I link these stories because there is
a connection. A connection of eternal romance. Each of the Voyager Twins carries a time
capsule – a “Golden Record”. The contents of the Golden Record were selected
for NASA by a committee chaired by Carl Sagan of Cornell University, et. al.
Dr. Sagan and his associates assembled 115 images and a variety of natural
sounds, such as those made by surf, wind and thunder, birds, whales, and other
animals. To this they added musical selections from different cultures and
eras, together with the spoken greetings from the inhabitants of Earth in
fifty-five languages. They also included printed messages from American
President, Jimmy Carter, and United Nations Secretary General, Kurt
Waldheim.
The Voyager’s phonograph records, built to last at least a billion years in space are intended to provide a snapshot of life and culture on Earth, should the spacecraft ever come into contact in the future with other alien space travelers.
- ·
Valeriy Borzov (USSR – 1st)
- ·
Robert Taylor (USA (who just made it to the
starting block in time for his heat) – 2nd)
- ·
Lennox Miller (Jamaica – 3rd)
- ·
Aleksandr Kornelyuk (USSR – 4th).
What started out as an Olympic sprint
event for these sportsmen of the Munich Olympics has become a part of an interstellar space marathon to the stars.

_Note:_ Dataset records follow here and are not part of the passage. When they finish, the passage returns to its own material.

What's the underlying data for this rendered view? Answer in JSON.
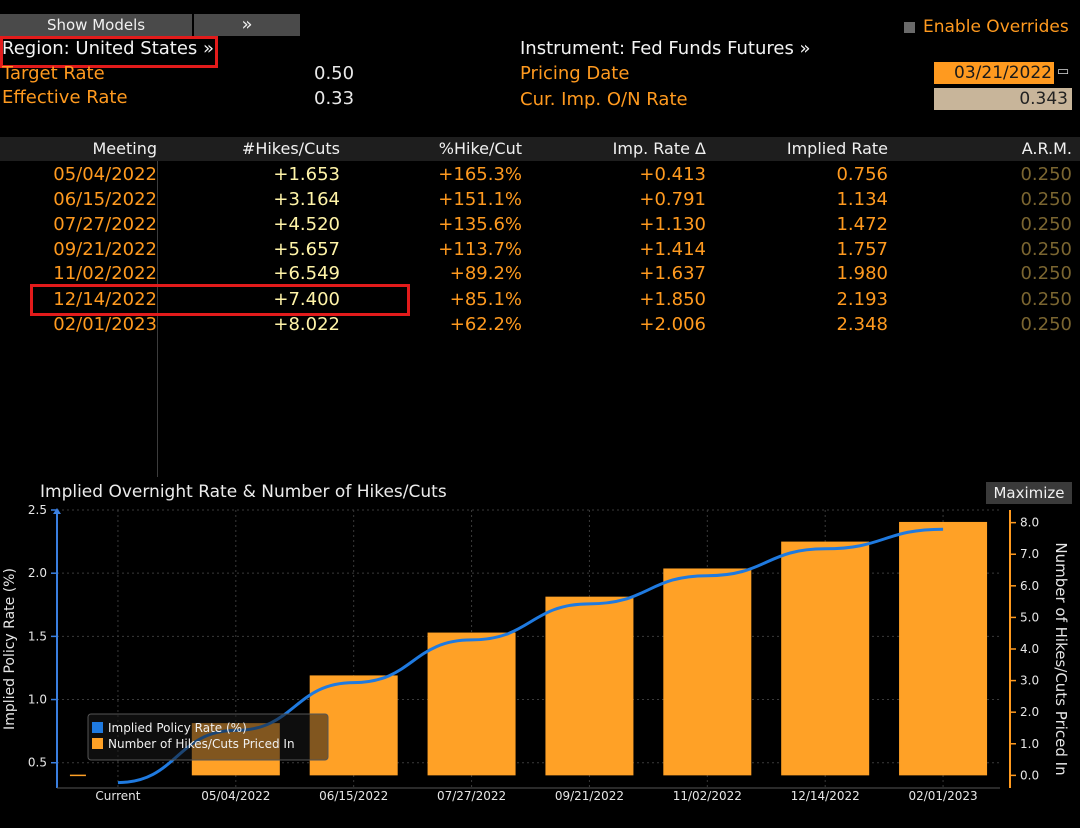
{
  "toolbar": {
    "show_models": "Show Models",
    "expand_glyph": "»",
    "enable_overrides": "Enable Overrides"
  },
  "header": {
    "region": "Region: United States »",
    "instrument": "Instrument: Fed Funds Futures »",
    "target_rate_label": "Target Rate",
    "target_rate_value": "0.50",
    "effective_rate_label": "Effective Rate",
    "effective_rate_value": "0.33",
    "pricing_date_label": "Pricing Date",
    "pricing_date_value": "03/21/2022",
    "cur_imp_label": "Cur. Imp. O/N Rate",
    "cur_imp_value": "0.343"
  },
  "table": {
    "columns": [
      "Meeting",
      "#Hikes/Cuts",
      "%Hike/Cut",
      "Imp. Rate Δ",
      "Implied Rate",
      "A.R.M."
    ],
    "rows": [
      {
        "meeting": "05/04/2022",
        "hikes": "+1.653",
        "pct": "+165.3%",
        "delta": "+0.413",
        "rate": "0.756",
        "arm": "0.250"
      },
      {
        "meeting": "06/15/2022",
        "hikes": "+3.164",
        "pct": "+151.1%",
        "delta": "+0.791",
        "rate": "1.134",
        "arm": "0.250"
      },
      {
        "meeting": "07/27/2022",
        "hikes": "+4.520",
        "pct": "+135.6%",
        "delta": "+1.130",
        "rate": "1.472",
        "arm": "0.250"
      },
      {
        "meeting": "09/21/2022",
        "hikes": "+5.657",
        "pct": "+113.7%",
        "delta": "+1.414",
        "rate": "1.757",
        "arm": "0.250"
      },
      {
        "meeting": "11/02/2022",
        "hikes": "+6.549",
        "pct": "+89.2%",
        "delta": "+1.637",
        "rate": "1.980",
        "arm": "0.250"
      },
      {
        "meeting": "12/14/2022",
        "hikes": "+7.400",
        "pct": "+85.1%",
        "delta": "+1.850",
        "rate": "2.193",
        "arm": "0.250"
      },
      {
        "meeting": "02/01/2023",
        "hikes": "+8.022",
        "pct": "+62.2%",
        "delta": "+2.006",
        "rate": "2.348",
        "arm": "0.250"
      }
    ]
  },
  "chart_title": "Implied Overnight Rate & Number of Hikes/Cuts",
  "maximize_label": "Maximize",
  "colors": {
    "orange": "#ff9a1f",
    "bar": "#ffa126",
    "line": "#1f7ae0",
    "highlight": "#e21b1b"
  },
  "chart_data": {
    "type": "bar",
    "categories": [
      "Current",
      "05/04/2022",
      "06/15/2022",
      "07/27/2022",
      "09/21/2022",
      "11/02/2022",
      "12/14/2022",
      "02/01/2023"
    ],
    "series": [
      {
        "name": "Implied Policy Rate (%)",
        "type": "line",
        "axis": "left",
        "values": [
          0.343,
          0.756,
          1.134,
          1.472,
          1.757,
          1.98,
          2.193,
          2.348
        ]
      },
      {
        "name": "Number of Hikes/Cuts Priced In",
        "type": "bar",
        "axis": "right",
        "values": [
          0,
          1.653,
          3.164,
          4.52,
          5.657,
          6.549,
          7.4,
          8.022
        ]
      }
    ],
    "ylabel_left": "Implied Policy Rate (%)",
    "ylabel_right": "Number of Hikes/Cuts Priced In",
    "ylim_left": [
      0.3,
      2.5
    ],
    "ylim_right": [
      -0.4,
      8.4
    ],
    "yticks_left": [
      "0.5",
      "1.0",
      "1.5",
      "2.0",
      "2.5"
    ],
    "yticks_right": [
      "0.0",
      "1.0",
      "2.0",
      "3.0",
      "4.0",
      "5.0",
      "6.0",
      "7.0",
      "8.0"
    ],
    "legend_position": "bottom-left",
    "grid": true
  }
}
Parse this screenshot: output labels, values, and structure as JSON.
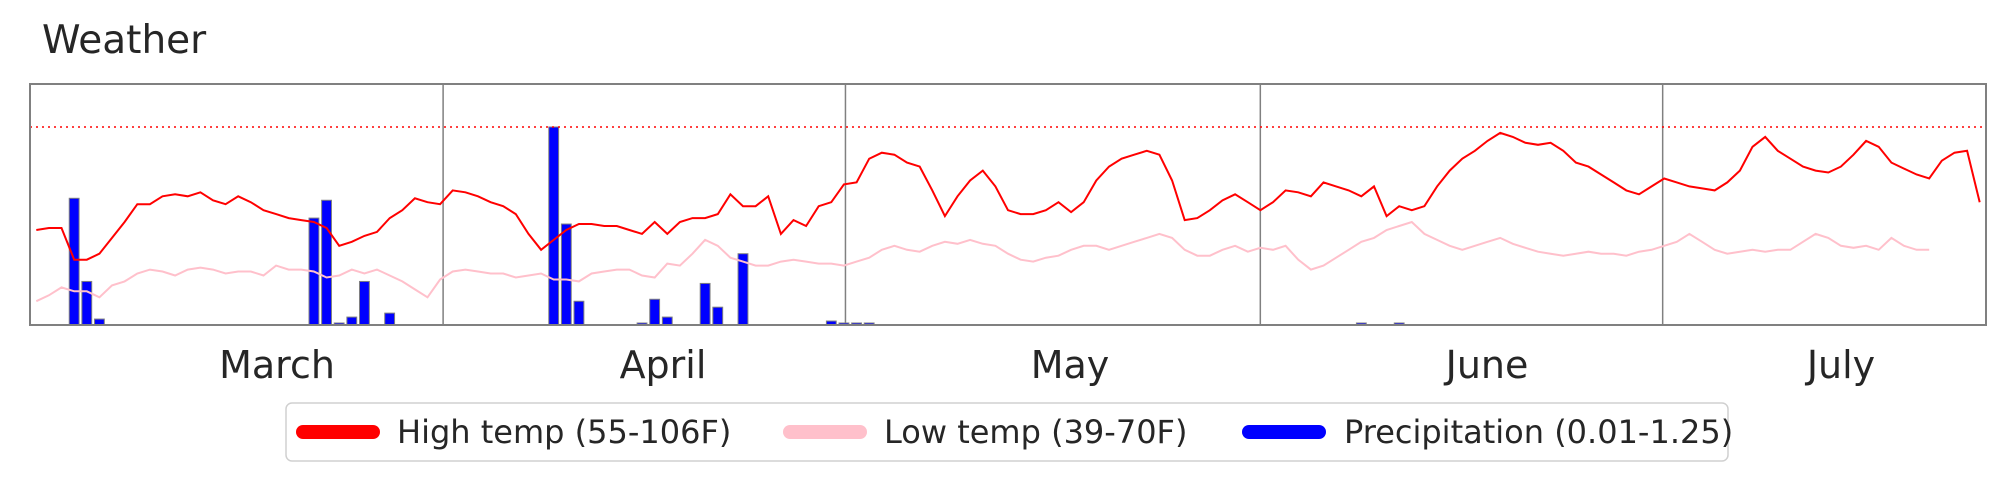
{
  "chart_data": {
    "type": "line",
    "title": "Weather",
    "xlabel": "",
    "ylabel": "",
    "x_tick_labels": [
      "March",
      "April",
      "May",
      "June",
      "July"
    ],
    "legend_placement": "bottom-center",
    "grid": "vertical month separators",
    "colors": {
      "high": "#ff0000",
      "low": "#ffc0cb",
      "precip": "#0000ff",
      "bar_edge": "#808080",
      "axes": "#808080"
    },
    "reference_line": {
      "value": 1.0,
      "style": "dotted",
      "color": "#ff0000"
    },
    "series": [
      {
        "name": "High temp (55-106F)",
        "kind": "line",
        "color": "#ff0000",
        "values": [
          0.48,
          0.49,
          0.49,
          0.33,
          0.33,
          0.36,
          0.44,
          0.52,
          0.61,
          0.61,
          0.65,
          0.66,
          0.65,
          0.67,
          0.63,
          0.61,
          0.65,
          0.62,
          0.58,
          0.56,
          0.54,
          0.53,
          0.52,
          0.49,
          0.4,
          0.42,
          0.45,
          0.47,
          0.54,
          0.58,
          0.64,
          0.62,
          0.61,
          0.68,
          0.67,
          0.65,
          0.62,
          0.6,
          0.56,
          0.46,
          0.38,
          0.43,
          0.48,
          0.51,
          0.51,
          0.5,
          0.5,
          0.48,
          0.46,
          0.52,
          0.46,
          0.52,
          0.54,
          0.54,
          0.56,
          0.66,
          0.6,
          0.6,
          0.65,
          0.46,
          0.53,
          0.5,
          0.6,
          0.62,
          0.71,
          0.72,
          0.84,
          0.87,
          0.86,
          0.82,
          0.8,
          0.68,
          0.55,
          0.65,
          0.73,
          0.78,
          0.7,
          0.58,
          0.56,
          0.56,
          0.58,
          0.62,
          0.57,
          0.62,
          0.73,
          0.8,
          0.84,
          0.86,
          0.88,
          0.86,
          0.73,
          0.53,
          0.54,
          0.58,
          0.63,
          0.66,
          0.62,
          0.58,
          0.62,
          0.68,
          0.67,
          0.65,
          0.72,
          0.7,
          0.68,
          0.65,
          0.7,
          0.55,
          0.6,
          0.58,
          0.6,
          0.7,
          0.78,
          0.84,
          0.88,
          0.93,
          0.97,
          0.95,
          0.92,
          0.91,
          0.92,
          0.88,
          0.82,
          0.8,
          0.76,
          0.72,
          0.68,
          0.66,
          0.7,
          0.74,
          0.72,
          0.7,
          0.69,
          0.68,
          0.72,
          0.78,
          0.9,
          0.95,
          0.88,
          0.84,
          0.8,
          0.78,
          0.77,
          0.8,
          0.86,
          0.93,
          0.9,
          0.82,
          0.79,
          0.76,
          0.74,
          0.83,
          0.87,
          0.88,
          0.62
        ]
      },
      {
        "name": "Low temp (39-70F)",
        "kind": "line",
        "color": "#ffc0cb",
        "values": [
          0.12,
          0.15,
          0.19,
          0.17,
          0.17,
          0.14,
          0.2,
          0.22,
          0.26,
          0.28,
          0.27,
          0.25,
          0.28,
          0.29,
          0.28,
          0.26,
          0.27,
          0.27,
          0.25,
          0.3,
          0.28,
          0.28,
          0.27,
          0.24,
          0.25,
          0.28,
          0.26,
          0.28,
          0.25,
          0.22,
          0.18,
          0.14,
          0.23,
          0.27,
          0.28,
          0.27,
          0.26,
          0.26,
          0.24,
          0.25,
          0.26,
          0.23,
          0.23,
          0.22,
          0.26,
          0.27,
          0.28,
          0.28,
          0.25,
          0.24,
          0.31,
          0.3,
          0.36,
          0.43,
          0.4,
          0.34,
          0.32,
          0.3,
          0.3,
          0.32,
          0.33,
          0.32,
          0.31,
          0.31,
          0.3,
          0.32,
          0.34,
          0.38,
          0.4,
          0.38,
          0.37,
          0.4,
          0.42,
          0.41,
          0.43,
          0.41,
          0.4,
          0.36,
          0.33,
          0.32,
          0.34,
          0.35,
          0.38,
          0.4,
          0.4,
          0.38,
          0.4,
          0.42,
          0.44,
          0.46,
          0.44,
          0.38,
          0.35,
          0.35,
          0.38,
          0.4,
          0.37,
          0.39,
          0.38,
          0.4,
          0.33,
          0.28,
          0.3,
          0.34,
          0.38,
          0.42,
          0.44,
          0.48,
          0.5,
          0.52,
          0.46,
          0.43,
          0.4,
          0.38,
          0.4,
          0.42,
          0.44,
          0.41,
          0.39,
          0.37,
          0.36,
          0.35,
          0.36,
          0.37,
          0.36,
          0.36,
          0.35,
          0.37,
          0.38,
          0.4,
          0.42,
          0.46,
          0.42,
          0.38,
          0.36,
          0.37,
          0.38,
          0.37,
          0.38,
          0.38,
          0.42,
          0.46,
          0.44,
          0.4,
          0.39,
          0.4,
          0.38,
          0.44,
          0.4,
          0.38,
          0.38
        ]
      },
      {
        "name": "Precipitation (0.01-1.25)",
        "kind": "bar",
        "color": "#0000ff",
        "values": [
          0,
          0,
          0,
          0.64,
          0.22,
          0.03,
          0,
          0,
          0,
          0,
          0,
          0,
          0,
          0,
          0,
          0,
          0,
          0,
          0,
          0,
          0,
          0,
          0.54,
          0.63,
          0.01,
          0.04,
          0.22,
          0,
          0.06,
          0,
          0,
          0,
          0,
          0,
          0,
          0,
          0,
          0,
          0,
          0,
          0,
          1.0,
          0.51,
          0.12,
          0,
          0,
          0,
          0,
          0.01,
          0.13,
          0.04,
          0,
          0,
          0.21,
          0.09,
          0,
          0.36,
          0,
          0,
          0,
          0,
          0,
          0,
          0.02,
          0.01,
          0.01,
          0.01,
          0,
          0,
          0,
          0,
          0,
          0,
          0,
          0,
          0,
          0,
          0,
          0,
          0,
          0,
          0,
          0,
          0,
          0,
          0,
          0,
          0,
          0,
          0,
          0,
          0,
          0,
          0,
          0,
          0,
          0,
          0,
          0,
          0,
          0,
          0,
          0,
          0,
          0,
          0.01,
          0,
          0,
          0.01,
          0,
          0,
          0,
          0,
          0,
          0,
          0,
          0,
          0,
          0,
          0,
          0,
          0,
          0,
          0,
          0,
          0,
          0,
          0,
          0,
          0,
          0,
          0,
          0,
          0,
          0,
          0,
          0,
          0,
          0,
          0,
          0,
          0,
          0,
          0,
          0,
          0,
          0,
          0,
          0,
          0,
          0,
          0,
          0,
          0,
          0,
          0,
          0
        ]
      }
    ]
  }
}
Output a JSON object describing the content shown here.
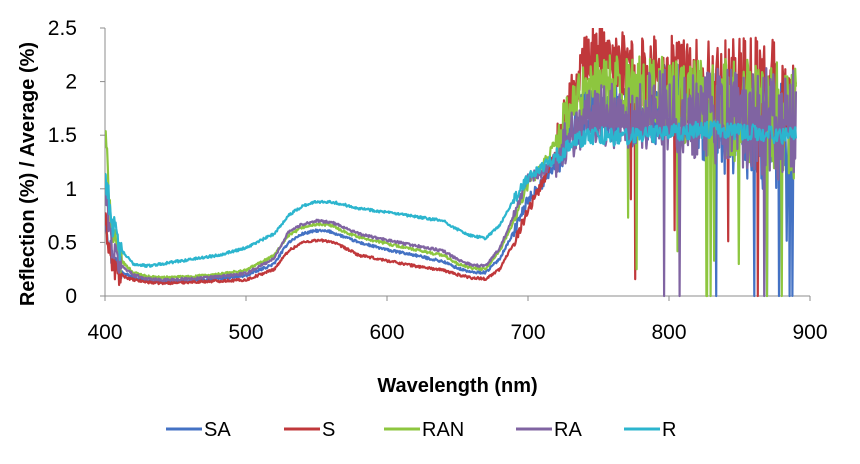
{
  "chart_data": {
    "type": "line",
    "title": "",
    "xlabel": "Wavelength (nm)",
    "ylabel": "Reflection (%) / Average (%)",
    "xlim": [
      400,
      900
    ],
    "ylim": [
      0,
      2.5
    ],
    "x_ticks": [
      "400",
      "500",
      "600",
      "700",
      "800",
      "900"
    ],
    "y_ticks": [
      "0",
      "0.5",
      "1",
      "1.5",
      "2",
      "2.5"
    ],
    "grid": false,
    "legend_position": "bottom",
    "x": [
      400,
      405,
      410,
      420,
      430,
      440,
      460,
      480,
      500,
      520,
      530,
      540,
      550,
      560,
      570,
      580,
      600,
      620,
      640,
      650,
      660,
      670,
      680,
      690,
      700,
      710,
      720,
      730,
      740,
      750,
      760,
      780,
      800,
      820,
      840,
      860,
      880,
      890
    ],
    "series": [
      {
        "name": "SA",
        "color": "#4472C4",
        "values": [
          0.75,
          0.35,
          0.25,
          0.17,
          0.14,
          0.13,
          0.14,
          0.16,
          0.19,
          0.3,
          0.5,
          0.58,
          0.61,
          0.6,
          0.55,
          0.5,
          0.43,
          0.38,
          0.32,
          0.26,
          0.22,
          0.22,
          0.35,
          0.6,
          0.9,
          1.05,
          1.25,
          1.55,
          1.7,
          1.75,
          1.68,
          1.72,
          1.8,
          1.7,
          1.6,
          1.55,
          1.45,
          1.5
        ]
      },
      {
        "name": "S",
        "color": "#C0383B",
        "values": [
          0.7,
          0.3,
          0.2,
          0.15,
          0.13,
          0.12,
          0.13,
          0.14,
          0.15,
          0.25,
          0.42,
          0.5,
          0.52,
          0.51,
          0.45,
          0.38,
          0.33,
          0.28,
          0.24,
          0.2,
          0.17,
          0.16,
          0.25,
          0.5,
          0.8,
          1.05,
          1.35,
          1.8,
          2.15,
          2.3,
          2.25,
          2.1,
          2.05,
          2.0,
          1.95,
          1.9,
          1.95,
          1.9
        ]
      },
      {
        "name": "RAN",
        "color": "#8DC63F",
        "values": [
          1.55,
          0.6,
          0.35,
          0.22,
          0.18,
          0.17,
          0.18,
          0.2,
          0.24,
          0.38,
          0.56,
          0.64,
          0.67,
          0.66,
          0.6,
          0.55,
          0.49,
          0.43,
          0.38,
          0.3,
          0.26,
          0.25,
          0.42,
          0.7,
          1.05,
          1.2,
          1.45,
          1.7,
          1.9,
          2.0,
          1.95,
          1.9,
          1.85,
          1.8,
          1.75,
          1.7,
          1.65,
          1.6
        ]
      },
      {
        "name": "RA",
        "color": "#8064A2",
        "values": [
          1.0,
          0.45,
          0.3,
          0.2,
          0.16,
          0.15,
          0.16,
          0.18,
          0.21,
          0.35,
          0.6,
          0.67,
          0.7,
          0.69,
          0.64,
          0.58,
          0.52,
          0.47,
          0.42,
          0.34,
          0.29,
          0.28,
          0.45,
          0.75,
          1.1,
          1.15,
          1.3,
          1.5,
          1.65,
          1.7,
          1.68,
          1.72,
          1.75,
          1.7,
          1.65,
          1.62,
          1.6,
          1.6
        ]
      },
      {
        "name": "R",
        "color": "#2CB5CE",
        "values": [
          1.15,
          0.7,
          0.45,
          0.3,
          0.28,
          0.3,
          0.34,
          0.38,
          0.45,
          0.58,
          0.75,
          0.84,
          0.88,
          0.88,
          0.85,
          0.82,
          0.78,
          0.74,
          0.7,
          0.62,
          0.56,
          0.54,
          0.66,
          0.9,
          1.1,
          1.2,
          1.3,
          1.4,
          1.48,
          1.5,
          1.48,
          1.5,
          1.52,
          1.55,
          1.55,
          1.52,
          1.5,
          1.5
        ]
      }
    ]
  }
}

The Munich Olympics was not the
Cheerful Games that was intended but like all happy endings to bedtime stories,
we recall the strength of spirit of Mark Spitz.
As for Eddie Hart, the world record
holder in the men’s 100 meters who had not get to his heat on time, he ran the
final leg for Team USA in the 4 X 100 meters relay. His team won the gold medal
in a world record time of 38.19 seconds.
As Eddie Hart approached the race finish line, he sneaked a peep to his right, to see
Valeriy Borzov, just behind him. He knew then that he would return to America with at
least one gold medal to his name.
Good night!
All stamps displayed above are from my personal collection.